Disbursal of Rs 61,000 crore through direct benefit transfer (DBT) window in FY16 shows that the scheme is working well at the ground level. The government must ensure that Aadhaar-based DBT now spreads fast to other social sector schemes, both the Central and the State ones.
When the NDA government led by prime minister Narendra Modi took over in May 2014, many thought that the UPA’s game-changer Aadhaar and direct benefit transfer (DBT) scheme would be left in the lurch.
But, thanks to the convincing power of the first Unique Identification Authority of India (UIDAI) chairman Nandan Nilekani and other top officials in the government, and practical approach of PM Modi, what has happened in the last two years is exactly the opposite.
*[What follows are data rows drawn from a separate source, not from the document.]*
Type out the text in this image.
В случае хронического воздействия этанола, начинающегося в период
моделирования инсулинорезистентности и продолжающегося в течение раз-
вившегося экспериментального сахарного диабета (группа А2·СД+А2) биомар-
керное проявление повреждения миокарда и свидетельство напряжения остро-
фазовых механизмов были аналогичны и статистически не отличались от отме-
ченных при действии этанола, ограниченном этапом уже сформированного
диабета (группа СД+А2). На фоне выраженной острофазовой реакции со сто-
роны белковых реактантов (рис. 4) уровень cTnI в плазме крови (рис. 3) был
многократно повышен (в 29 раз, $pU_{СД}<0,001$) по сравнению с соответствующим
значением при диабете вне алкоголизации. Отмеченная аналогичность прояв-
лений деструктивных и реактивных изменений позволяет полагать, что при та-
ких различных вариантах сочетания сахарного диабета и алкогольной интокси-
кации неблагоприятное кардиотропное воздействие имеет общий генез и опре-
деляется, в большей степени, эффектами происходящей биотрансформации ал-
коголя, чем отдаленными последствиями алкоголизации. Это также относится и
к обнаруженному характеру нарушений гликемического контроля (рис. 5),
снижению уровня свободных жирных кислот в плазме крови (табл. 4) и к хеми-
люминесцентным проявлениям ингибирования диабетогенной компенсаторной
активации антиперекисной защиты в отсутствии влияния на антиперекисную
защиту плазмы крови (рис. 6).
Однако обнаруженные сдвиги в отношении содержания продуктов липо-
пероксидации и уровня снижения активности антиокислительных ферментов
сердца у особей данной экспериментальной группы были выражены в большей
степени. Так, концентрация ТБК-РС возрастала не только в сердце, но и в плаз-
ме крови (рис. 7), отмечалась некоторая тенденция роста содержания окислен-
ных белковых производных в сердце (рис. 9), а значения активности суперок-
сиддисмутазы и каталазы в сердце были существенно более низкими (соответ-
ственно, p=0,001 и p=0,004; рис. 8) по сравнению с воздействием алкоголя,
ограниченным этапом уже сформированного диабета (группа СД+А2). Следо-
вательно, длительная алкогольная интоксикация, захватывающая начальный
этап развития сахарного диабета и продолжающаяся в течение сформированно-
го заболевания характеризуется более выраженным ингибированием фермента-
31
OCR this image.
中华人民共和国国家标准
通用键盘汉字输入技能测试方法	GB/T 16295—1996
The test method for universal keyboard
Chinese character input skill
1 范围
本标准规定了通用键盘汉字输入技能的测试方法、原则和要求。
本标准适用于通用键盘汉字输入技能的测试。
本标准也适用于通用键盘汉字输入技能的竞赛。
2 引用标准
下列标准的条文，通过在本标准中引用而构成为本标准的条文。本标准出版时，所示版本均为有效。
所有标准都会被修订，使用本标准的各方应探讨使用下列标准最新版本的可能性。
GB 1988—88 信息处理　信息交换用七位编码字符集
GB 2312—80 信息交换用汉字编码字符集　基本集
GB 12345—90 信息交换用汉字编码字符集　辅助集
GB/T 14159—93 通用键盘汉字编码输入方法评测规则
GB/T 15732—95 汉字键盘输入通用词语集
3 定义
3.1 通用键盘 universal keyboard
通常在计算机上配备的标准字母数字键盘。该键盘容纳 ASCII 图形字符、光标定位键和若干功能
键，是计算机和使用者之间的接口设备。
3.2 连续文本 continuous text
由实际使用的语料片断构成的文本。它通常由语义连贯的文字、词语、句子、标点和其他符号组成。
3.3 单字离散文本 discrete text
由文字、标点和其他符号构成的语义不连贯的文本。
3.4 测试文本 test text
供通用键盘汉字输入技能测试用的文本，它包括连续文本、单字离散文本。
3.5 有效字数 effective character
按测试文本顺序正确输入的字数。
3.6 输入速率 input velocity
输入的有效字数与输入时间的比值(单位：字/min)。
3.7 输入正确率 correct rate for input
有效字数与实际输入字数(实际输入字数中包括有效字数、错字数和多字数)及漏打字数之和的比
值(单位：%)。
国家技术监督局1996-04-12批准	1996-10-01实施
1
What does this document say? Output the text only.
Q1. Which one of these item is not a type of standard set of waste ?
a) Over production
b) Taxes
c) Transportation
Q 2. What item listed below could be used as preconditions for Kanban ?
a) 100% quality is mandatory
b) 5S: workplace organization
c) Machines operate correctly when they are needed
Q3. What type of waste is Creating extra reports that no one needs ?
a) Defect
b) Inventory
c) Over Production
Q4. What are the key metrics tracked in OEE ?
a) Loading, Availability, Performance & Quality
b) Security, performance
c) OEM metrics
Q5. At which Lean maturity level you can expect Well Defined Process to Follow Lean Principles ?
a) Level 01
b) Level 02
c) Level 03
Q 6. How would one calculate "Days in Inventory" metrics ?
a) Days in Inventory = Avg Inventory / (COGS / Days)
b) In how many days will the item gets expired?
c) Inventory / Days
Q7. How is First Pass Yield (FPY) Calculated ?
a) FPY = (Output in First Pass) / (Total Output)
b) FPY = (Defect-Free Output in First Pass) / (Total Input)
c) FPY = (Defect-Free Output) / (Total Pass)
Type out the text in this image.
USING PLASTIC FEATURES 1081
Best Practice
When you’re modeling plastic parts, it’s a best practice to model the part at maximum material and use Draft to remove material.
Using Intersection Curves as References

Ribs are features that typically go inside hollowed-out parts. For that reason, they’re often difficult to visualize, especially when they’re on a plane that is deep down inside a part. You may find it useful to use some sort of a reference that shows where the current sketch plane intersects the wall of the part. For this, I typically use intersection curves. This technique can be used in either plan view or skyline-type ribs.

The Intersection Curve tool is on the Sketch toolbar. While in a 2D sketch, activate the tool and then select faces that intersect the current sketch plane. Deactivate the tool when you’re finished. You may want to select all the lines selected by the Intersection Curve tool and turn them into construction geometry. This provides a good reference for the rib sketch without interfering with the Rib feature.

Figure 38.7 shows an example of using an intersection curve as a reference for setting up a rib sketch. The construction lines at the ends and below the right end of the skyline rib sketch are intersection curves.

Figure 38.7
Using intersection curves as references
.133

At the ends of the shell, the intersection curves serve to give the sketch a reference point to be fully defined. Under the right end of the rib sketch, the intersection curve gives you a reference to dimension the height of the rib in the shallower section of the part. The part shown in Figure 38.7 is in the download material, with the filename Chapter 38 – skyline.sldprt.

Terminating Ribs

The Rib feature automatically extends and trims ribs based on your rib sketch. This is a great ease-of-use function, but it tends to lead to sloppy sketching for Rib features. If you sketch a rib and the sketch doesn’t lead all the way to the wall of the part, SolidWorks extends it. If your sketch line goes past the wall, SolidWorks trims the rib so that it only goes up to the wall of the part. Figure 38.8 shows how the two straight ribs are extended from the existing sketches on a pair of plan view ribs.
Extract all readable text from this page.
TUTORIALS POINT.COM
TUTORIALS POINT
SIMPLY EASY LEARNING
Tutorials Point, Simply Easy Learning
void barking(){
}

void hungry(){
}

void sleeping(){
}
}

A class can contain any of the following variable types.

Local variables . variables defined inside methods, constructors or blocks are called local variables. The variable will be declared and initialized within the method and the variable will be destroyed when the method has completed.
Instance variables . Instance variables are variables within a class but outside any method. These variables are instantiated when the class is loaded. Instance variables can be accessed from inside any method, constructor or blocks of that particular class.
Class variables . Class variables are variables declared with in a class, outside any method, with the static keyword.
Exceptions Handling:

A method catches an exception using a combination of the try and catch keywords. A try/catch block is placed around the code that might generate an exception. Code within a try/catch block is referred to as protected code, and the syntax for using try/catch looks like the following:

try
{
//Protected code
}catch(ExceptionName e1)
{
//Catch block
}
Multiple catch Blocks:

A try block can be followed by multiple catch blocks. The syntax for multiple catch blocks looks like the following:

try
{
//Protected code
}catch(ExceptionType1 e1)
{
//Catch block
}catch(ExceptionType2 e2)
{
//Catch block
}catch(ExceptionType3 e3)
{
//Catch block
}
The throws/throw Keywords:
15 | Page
Not only Aadhaar enrollments crossed 100 crore mark last month and Aadhaar-based DBT has been provided a statutory backing, but the whole scheme is also progressing quite well, though the coverage is still limited.
The results shared at a meeting called by the prime minister on Monday indicates that a solid launching pad is now ready for expanding Aadhaar-based DBT across all central and state social sector schemes in a big way.
In FY16, over Rs 61,000 crore was distributed to more than 30 crore beneficiaries through DBT. “This includes over Rs 25,000 crore in MGNREGS, and over Rs. 21,000 crore in PAHAL (for LPG),” says a government release.
In terms of savings — over 1.6 crore bogus ration cards have been deleted, which saved about Rs 10,000 crore — 3.5 crore duplicate beneficiaries were weeded out in the PAHAL (DBT in LPG) scheme, resulting in savings of over Rs 14,000 crore in FY15 alone – and in MGNREGS, Rs 3000 crore (about 10%) savings have been estimated that year.
While these are good achievements considering poor implementation of DBT during the UPA regime after its launch in January 2013, the real challenge is to extend it to mainly food and fertilizer subsidy payments of over Rs 2 lakh crore in a year and also schemes like health insurance besides pensions and scholarships.
The results of Aadhaar experiments in these areas have been encouraging with estimated savings of Rs 2,346 crore in PDS across Andhra Pradesh, Telangana, Puducherry and Delhi – savings of Rs 276 crore across Andhra Pradesh, Telangana and Punjab in scholarship payments – and Rs 66 crore in Jharkhand, Chandigarh and Puducherry in pensions.
These experiences now need to be expanded across the country and the way things are moving, the UPA’s DBT is emerging as a big success story of the NDA government.